When I read "major outage for a large part of the internet was just another normal day for Redpanda Cloud customers", I expected a brave tale of RedPanda SREs valiantly fixing things, or some cool automatic failover tech. What I got instead was: Google told RedPanda there was an issue, RedPanda had a look and their service was unaffected, nothing needed failing over, then someone at RedPanda wrote an article bragging about their triple-nine uptime & fault tolerance.
I get it, an SRE is doing well if you don't notice them, but the only real preventative measure I saw here that directly helped with this issue, is that they over provision disk space. Which I'd be alarmed if they didn't do.
Yeah I thought they were going to show something cool like multi-tenant architecture. Odd to write this article when it was clear they expected to be impacted as they were reaching out to customers.
I think you're missing the point. What I took away was that: "Because we design for zero dependencies for full operation, we didn't go down". Their extra features like tiered storage and monitoring going down didn't affect normal operations, which it seems like it did for similar solutions with similar features.
> I expected a brave tale of RedPanda SREs valiantly fixing things, or some cool automatic failover tech.
It's a tale of how they set things up so they wouldn't need to valiantly fix things, and I think the subtext is probably that Redpanda doesn't pass responsibility on to a third party.
There are plenty of domains and, more importantly, people who need uptime guarantees to mean "fix estimate from a real human working on the problem" and not eventual store credit. Payroll is a classic example.
Nothing about the way they architected their system even mattered in this incident.
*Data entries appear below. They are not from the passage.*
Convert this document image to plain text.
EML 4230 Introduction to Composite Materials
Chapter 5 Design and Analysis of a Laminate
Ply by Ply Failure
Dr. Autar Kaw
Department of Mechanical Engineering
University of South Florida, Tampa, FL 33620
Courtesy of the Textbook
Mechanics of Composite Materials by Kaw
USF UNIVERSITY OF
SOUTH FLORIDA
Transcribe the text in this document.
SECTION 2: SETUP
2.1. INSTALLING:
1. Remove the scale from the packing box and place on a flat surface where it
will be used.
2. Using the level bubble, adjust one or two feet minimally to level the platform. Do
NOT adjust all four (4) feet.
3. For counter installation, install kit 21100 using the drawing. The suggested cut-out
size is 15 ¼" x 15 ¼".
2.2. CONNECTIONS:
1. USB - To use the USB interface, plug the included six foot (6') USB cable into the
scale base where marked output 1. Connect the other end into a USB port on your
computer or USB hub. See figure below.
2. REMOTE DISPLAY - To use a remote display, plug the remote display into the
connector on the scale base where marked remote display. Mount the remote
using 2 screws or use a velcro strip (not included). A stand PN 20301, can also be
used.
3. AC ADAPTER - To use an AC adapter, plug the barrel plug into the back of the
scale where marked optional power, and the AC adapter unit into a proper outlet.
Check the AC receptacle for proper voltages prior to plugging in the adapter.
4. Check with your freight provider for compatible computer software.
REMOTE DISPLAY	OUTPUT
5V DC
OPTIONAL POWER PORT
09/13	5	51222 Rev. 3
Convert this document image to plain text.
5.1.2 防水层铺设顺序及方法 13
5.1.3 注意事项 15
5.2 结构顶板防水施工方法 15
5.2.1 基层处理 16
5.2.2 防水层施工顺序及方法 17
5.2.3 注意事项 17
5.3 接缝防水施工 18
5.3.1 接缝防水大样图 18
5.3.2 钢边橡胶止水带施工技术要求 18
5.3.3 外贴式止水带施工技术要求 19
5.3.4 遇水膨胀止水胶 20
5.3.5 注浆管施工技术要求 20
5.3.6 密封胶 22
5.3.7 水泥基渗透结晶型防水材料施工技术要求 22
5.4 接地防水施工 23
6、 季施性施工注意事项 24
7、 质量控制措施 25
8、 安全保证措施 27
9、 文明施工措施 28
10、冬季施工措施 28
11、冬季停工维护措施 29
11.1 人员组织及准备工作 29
Their service just wasn't using any of the infrastructure that failed - there was no event here that actually put their system design to the test. There just isn't a story here.
It's like if the power went out in the building next door, and you wrote a blog post about how amazing the reliability of your office computers are compared to your neighbor. If your power had gone out too but you had provisioned a bunch of UPSs and been fine, then there's something to talk about.
To extend the analogy, if the neighborhood had a reputation for brown-outs and you deliberately chose not to build an office there, then maybe you have something. But here, RedPanda's GCP offering is inside GCP, this failure in GCP has never happened before, they just got lucky.
> triple-nine uptime & fault tolerance.
Haha, we used to joke that's how many nines our customer-facing Ruby on Rails services had compared against our resilient five nines payments systems. Our heavy infra handled billions in daily payment volume and couldn't go down.
With the Ruby teams, we often playfully quipped, "which nines are those?" humorously implying the leading digit itself wasn't itself a nine.
AKA: "We're closing in on our third 8 of uptime..."
- [deleted]